Probability Problem

[tomtk]

Hi from Melbourne.

I have a rudimentary probability question that you will probably find amusing but hopefully you can also help me!

I am studying construction planning and this question is taken from an old exam paper.

Homework Statement

"Risk analysis: At 5% level of significance, what is the probability of completing the project at or earlier than the employer's desired duration in the question above.

The question above requires that project is completed 7 days earlier than the normal duration, μ

Where:
Mean, μ = 50
Required duration, D = 43
Variance, σ² = 3.06
Standad deviation, σ = 1.749

Homework Equations

I assume Z = D - μ / √σ²

The Attempt at a Solution

I thought the answer would be z=43-50/√3.06
This gives 4.001, would this mean there is a less than 1% probability of the project being completed in 43 days?

On further reading I also discovered that a 5% level of significance is the same as a 95% confidence interval? If this is the case, doesn't this make the z value 1.645? In which case none of the variables for the equation are unknown.

As you can see I have got myself very confused :

Any and all help will be greatly appreciated. I'll have this forum open all day (and night)!

 

[Mark44]

Hi from Melbourne.

I have a rudimentary probability question that you will probably find amusing but hopefully you can also help me!

I am studying construction planning and this question is taken from an old exam paper.

Homework Statement

"Risk analysis: At 5% level of significance, what is the probability of completing the project at or earlier than the employer's desired duration in the question above.

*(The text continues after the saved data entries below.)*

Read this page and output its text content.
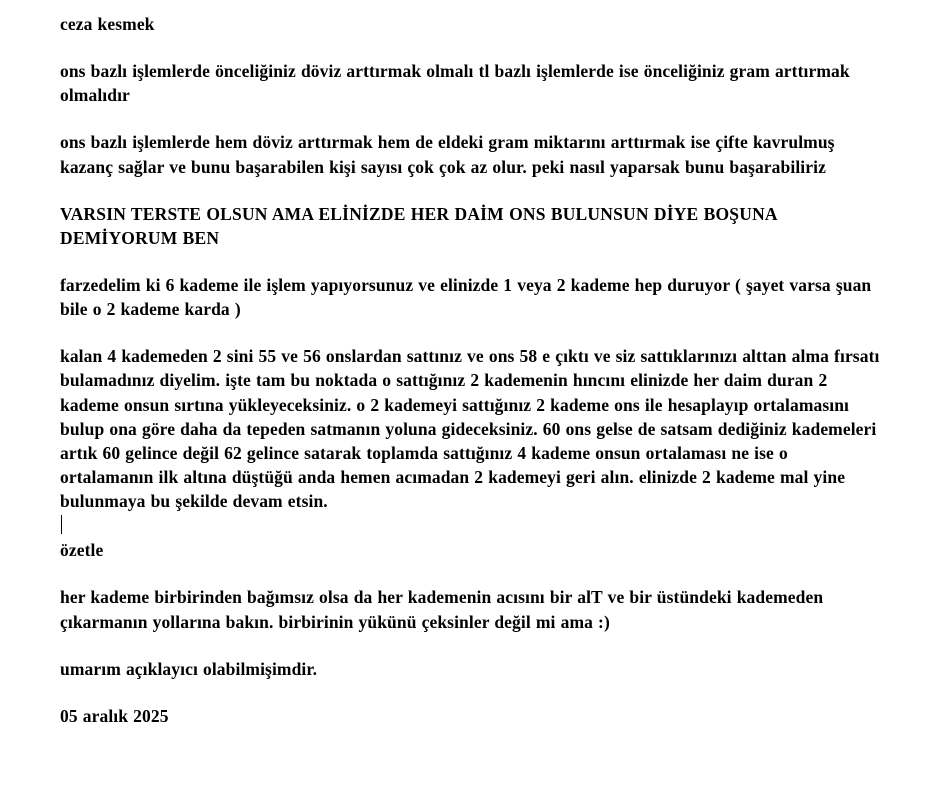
ceza kesmek

ons bazlı işlemlerde önceliğiniz döviz arttırmak olmalı tl bazlı işlemlerde ise önceliğiniz gram arttırmak olmalıdır

ons bazlı işlemlerde hem döviz arttırmak hem de eldeki gram miktarını arttırmak ise çifte kavrulmuş kazanç sağlar ve bunu başarabilen kişi sayısı çok çok az olur. peki nasıl yaparsak bunu başarabiliriz

VARSIN TERSTE OLSUN AMA ELİNİZDE HER DAİM ONS BULUNSUN DİYE BOŞUNA DEMİYORUM BEN

farzedelim ki 6 kademe ile işlem yapıyorsunuz ve elinizde 1 veya 2 kademe hep duruyor ( şayet varsa şuan bile o 2 kademe karda )

kalan 4 kademeden 2 sini 55 ve 56 onslardan sattınız ve ons 58 e çıktı ve siz sattıklarınızı alttan alma fırsatı bulamadınız diyelim. işte tam bu noktada o sattığınız 2 kademenin hıncını elinizde her daim duran 2 kademe onsun sırtına yükleyeceksiniz. o 2 kademeyi sattığınız 2 kademe ons ile hesaplayıp ortalamasını bulup ona göre daha da tepeden satmanın yoluna gideceksiniz. 60 ons gelse de satsam dediğiniz kademeleri artık 60 gelince değil 62 gelince satarak toplamda sattığınız 4 kademe onsun ortalaması ne ise o ortalamanın ilk altına düştüğü anda hemen acımadan 2 kademeyi geri alın. elinizde 2 kademe mal yine bulunmaya bu şekilde devam etsin.

özetle

her kademe birbirinden bağımsız olsa da her kademenin acısını bir alT ve bir üstündeki kademeden çıkarmanın yollarına bakın. birbirinin yükünü çeksinler değil mi ama :)

umarım açıklayıcı olabilmişimdir.

05 aralık 2025
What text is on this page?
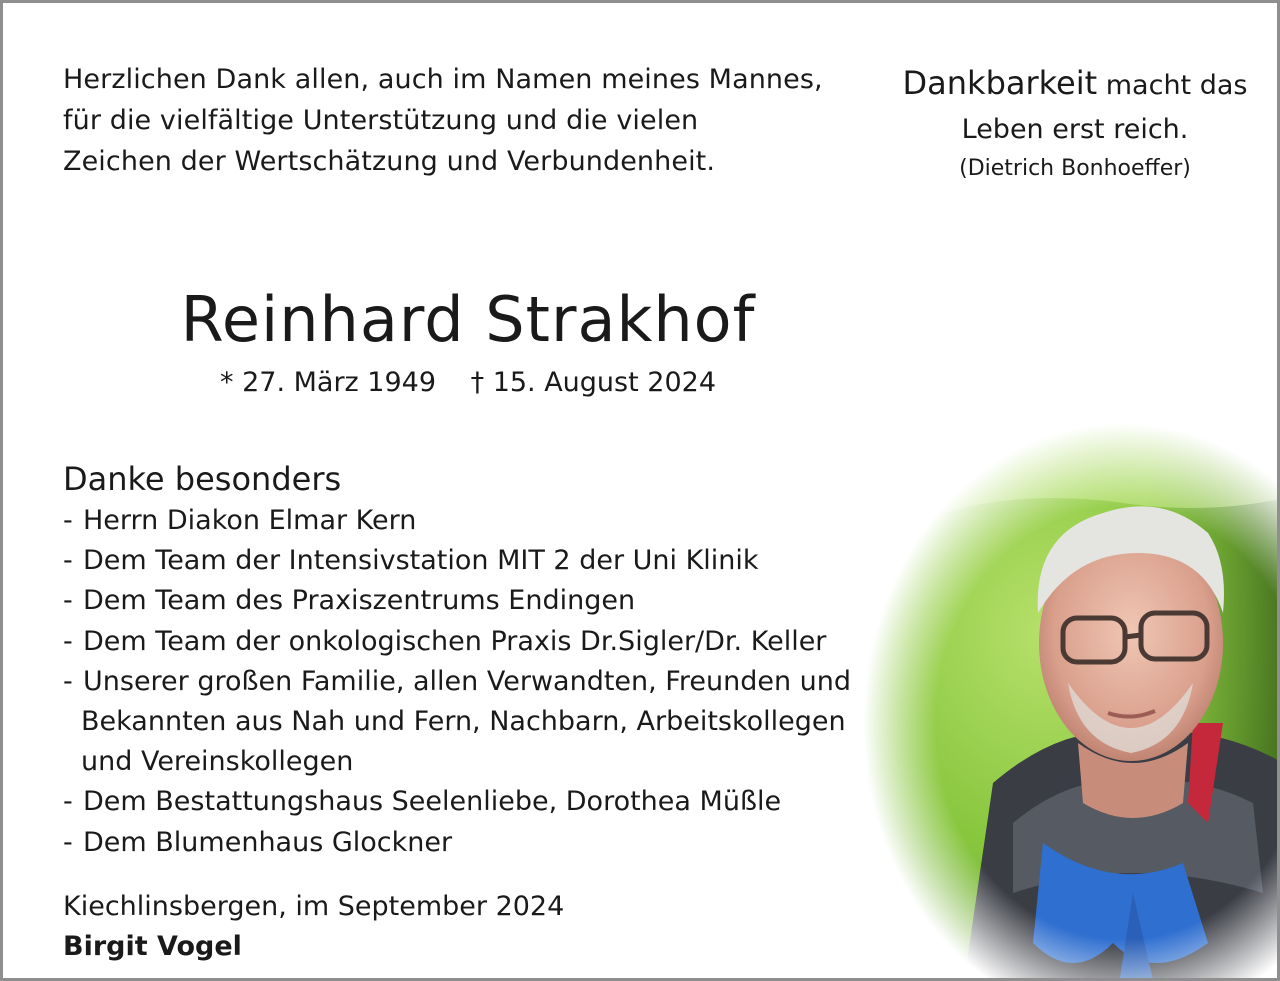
Herzlichen Dank allen, auch im Namen meines Mannes,
für die vielfältige Unterstützung und die vielen
Zeichen der Wertschätzung und Verbundenheit.
Dankbarkeit macht das
Leben erst reich.
(Dietrich Bonhoeffer)
Reinhard Strakhof
* 27. März 1949 † 15. August 2024
Danke besonders
- Herrn Diakon Elmar Kern
- Dem Team der Intensivstation MIT 2 der Uni Klinik
- Dem Team des Praxiszentrums Endingen
- Dem Team der onkologischen Praxis Dr.Sigler/Dr. Keller
- Unserer großen Familie, allen Verwandten, Freunden und
Bekannten aus Nah und Fern, Nachbarn, Arbeitskollegen
und Vereinskollegen
- Dem Bestattungshaus Seelenliebe, Dorothea Müßle
- Dem Blumenhaus Glockner
Kiechlinsbergen, im September 2024
Birgit Vogel
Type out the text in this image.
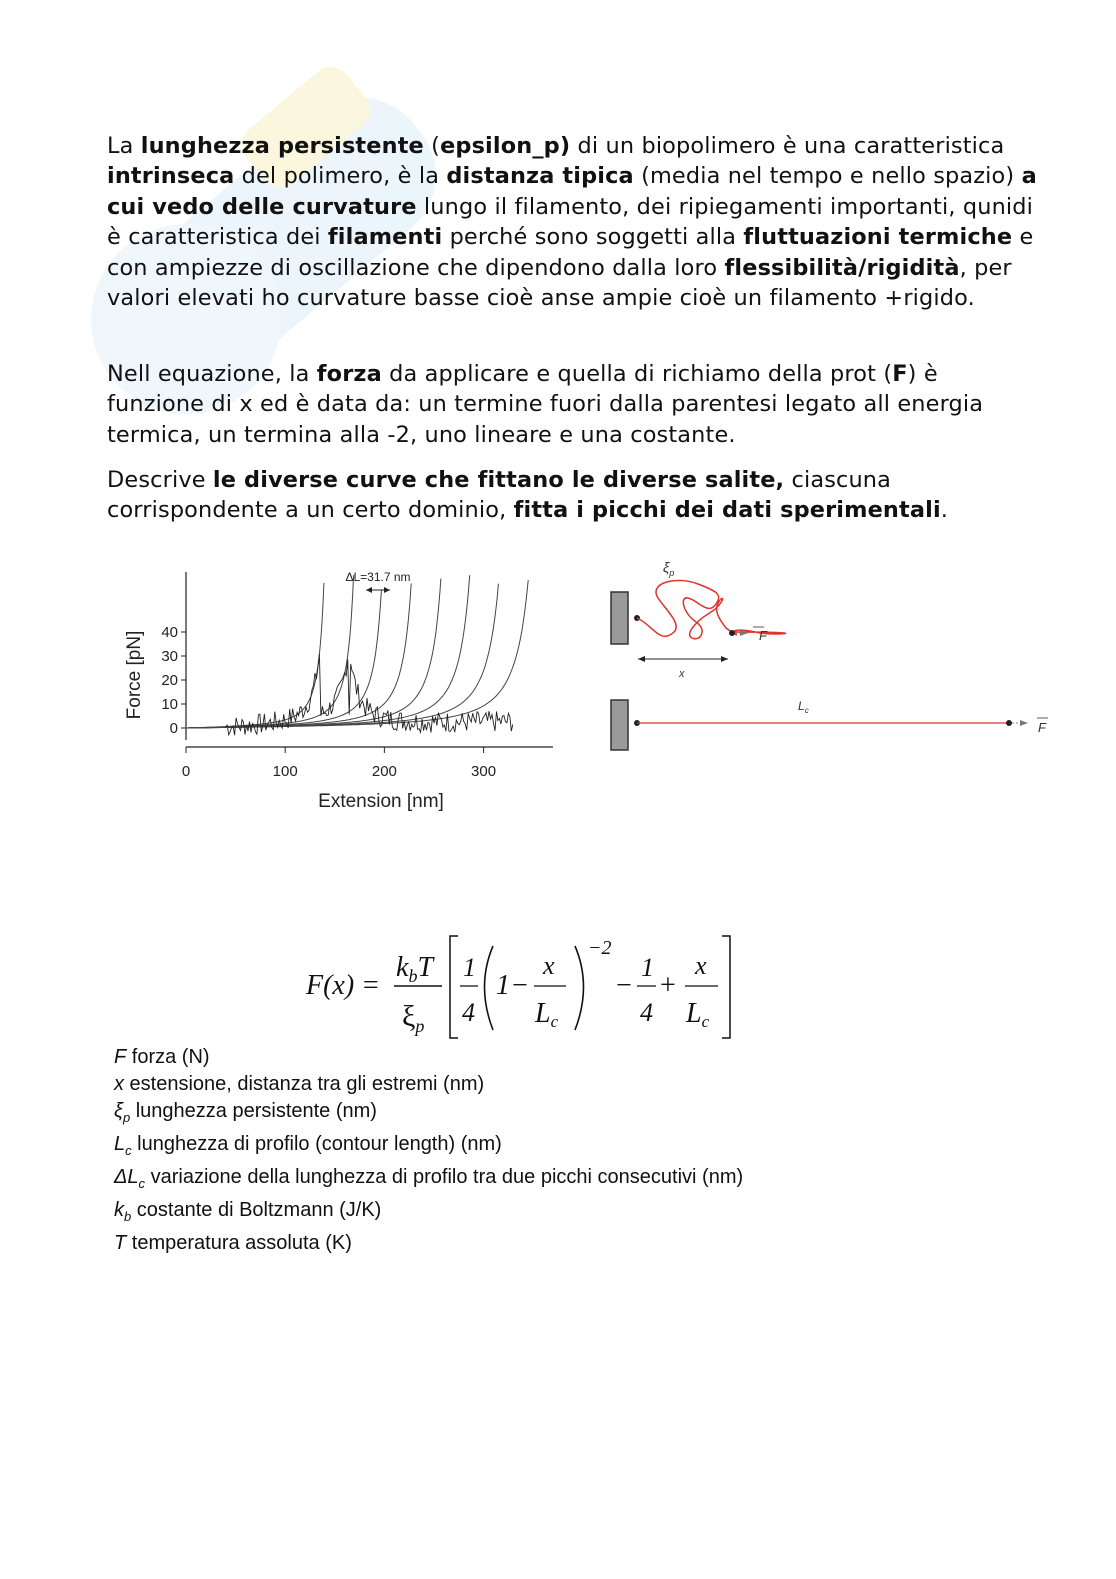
La lunghezza persistente (epsilon_p) di un biopolimero è una caratteristica intrinseca del polimero, è la distanza tipica (media nel tempo e nello spazio) a cui vedo delle curvature lungo il filamento, dei ripiegamenti importanti, qunidi è caratteristica dei filamenti perché sono soggetti alla fluttuazioni termiche e con ampiezze di oscillazione che dipendono dalla loro flessibilità/rigidità, per valori elevati ho curvature basse cioè anse ampie cioè un filamento +rigido.
Nell equazione, la forza da applicare e quella di richiamo della prot (F) è funzione di x ed è data da: un termine fuori dalla parentesi legato all energia termica, un termina alla -2, uno lineare e una costante.
Descrive le diverse curve che fittano le diverse salite, ciascuna corrispondente a un certo dominio, fitta i picchi dei dati sperimentali.
0
10
20
30
40
0	100	200	300
Force [pN]
Extension [nm]
ΔL=31.7 nm
F
$\xi_p$
x
F
$L_c$
F(x) =
$k_bT$
$\xi_p$
1
4
1 −
x
Lc
−2
−
1
4
+
x
Lc
F forza (N)
x estensione, distanza tra gli estremi (nm)
$\xi_p$ lunghezza persistente (nm)
$L_c$ lunghezza di profilo (contour length) (nm)
$\Delta L_c$ variazione della lunghezza di profilo tra due picchi consecutivi (nm)
$k_b$ costante di Boltzmann (J/K)
T temperatura assoluta (K)
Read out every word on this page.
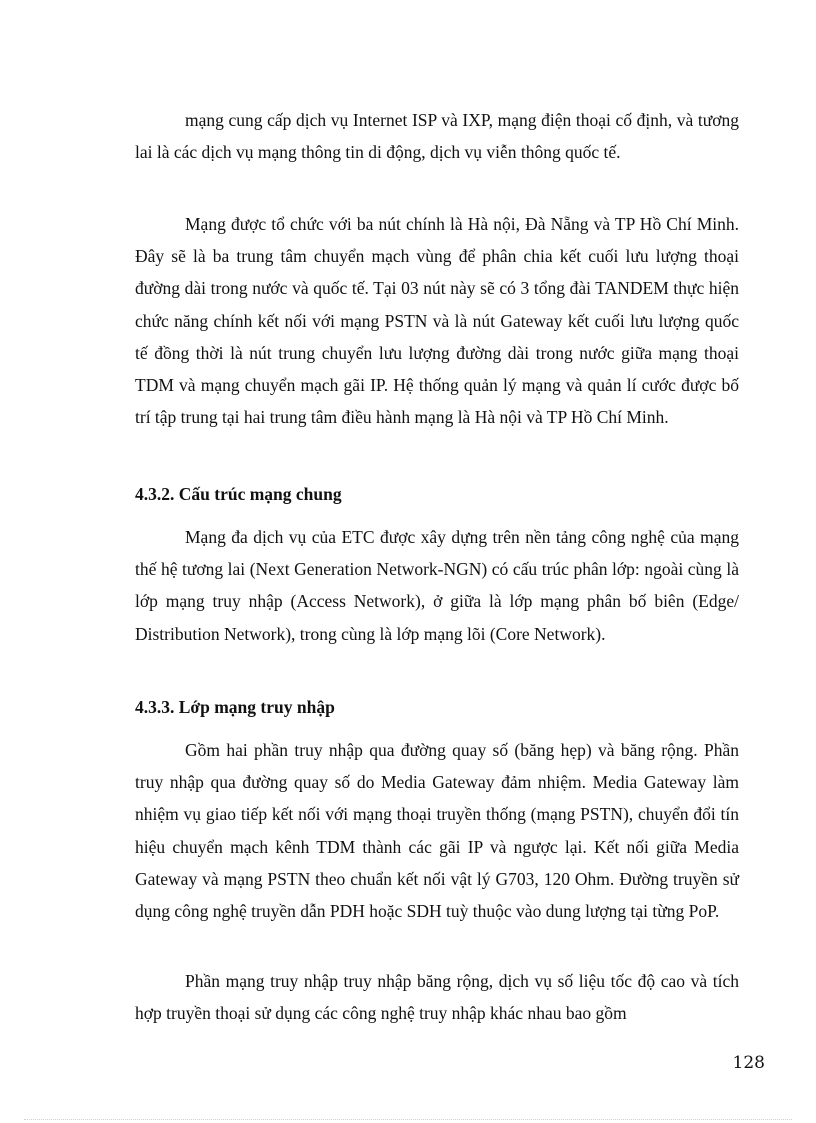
mạng cung cấp dịch vụ Internet ISP và IXP, mạng điện thoại cố định, và tương lai là các dịch vụ mạng thông tin di động, dịch vụ viễn thông quốc tế.

Mạng được tổ chức với ba nút chính là Hà nội, Đà Nẵng và TP Hồ Chí Minh. Đây sẽ là ba trung tâm chuyển mạch vùng để phân chia kết cuối lưu lượng thoại đường dài trong nước và quốc tế. Tại 03 nút này sẽ có 3 tổng đài TANDEM thực hiện chức năng chính kết nối với mạng PSTN và là nút Gateway kết cuối lưu lượng quốc tế đồng thời là nút trung chuyển lưu lượng đường dài trong nước giữa mạng thoại TDM và mạng chuyển mạch gãi IP. Hệ thống quản lý mạng và quản lí cước được bố trí tập trung tại hai trung tâm điều hành mạng là Hà nội và TP Hồ Chí Minh.

4.3.2. Cấu trúc mạng chung

Mạng đa dịch vụ của ETC được xây dựng trên nền tảng công nghệ của mạng thế hệ tương lai (Next Generation Network-NGN) có cấu trúc phân lớp: ngoài cùng là lớp mạng truy nhập (Access Network), ở giữa là lớp mạng phân bố biên (Edge/ Distribution Network), trong cùng là lớp mạng lõi (Core Network).

4.3.3. Lớp mạng truy nhập

Gồm hai phần truy nhập qua đường quay số (băng hẹp) và băng rộng. Phần truy nhập qua đường quay số do Media Gateway đảm nhiệm. Media Gateway làm nhiệm vụ giao tiếp kết nối với mạng thoại truyền thống (mạng PSTN), chuyển đổi tín hiệu chuyển mạch kênh TDM thành các gãi IP và ngược lại. Kết nối giữa Media Gateway và mạng PSTN theo chuẩn kết nối vật lý G703, 120 Ohm. Đường truyền sử dụng công nghệ truyền dẫn PDH hoặc SDH tuỳ thuộc vào dung lượng tại từng PoP.

Phần mạng truy nhập truy nhập băng rộng, dịch vụ số liệu tốc độ cao và tích hợp truyền thoại sử dụng các công nghệ truy nhập khác nhau bao gồm

128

The question above requires that project is completed 7 days earlier than the normal duration, μ

Where:
Mean, μ = 50
Required duration, D = 43
Variance, σ² = 3.06
Standad deviation, σ = 1.749

Homework Equations

I assume Z = D - μ / √σ²

You need parentheses here.

z = (x - μ )/ σ

The Attempt at a Solution

I thought the answer would be z=43-50/√3.06

You need parentheses here, too, otherwise this will be interpreted as 43 - (50/√3.06
).

The answer to the question is not a value of z - it's the probability of completing the project at or earlier than the employer's desired duration (43 days).

This gives 4.001, would this mean there is a less than 1% probability of the project being completed in 43 days?

Wouldn't this give you a z value of -4.001? Where are you getting a probability of 1%?

On further reading I also discovered that a 5% level of significance is the same as a 95% confidence interval?

Yes.

If this is the case, doesn't this make the z value 1.645? In which case none of the variables for the equation are unknown.

The mean length of jobs is 50 days, with a standard deviation of 3.06 days. What fraction of jobs are done in 43 days or fewer? To answer this question look at the standard normal distribution to see how much area under the curve corresponds to your (corrected) z value.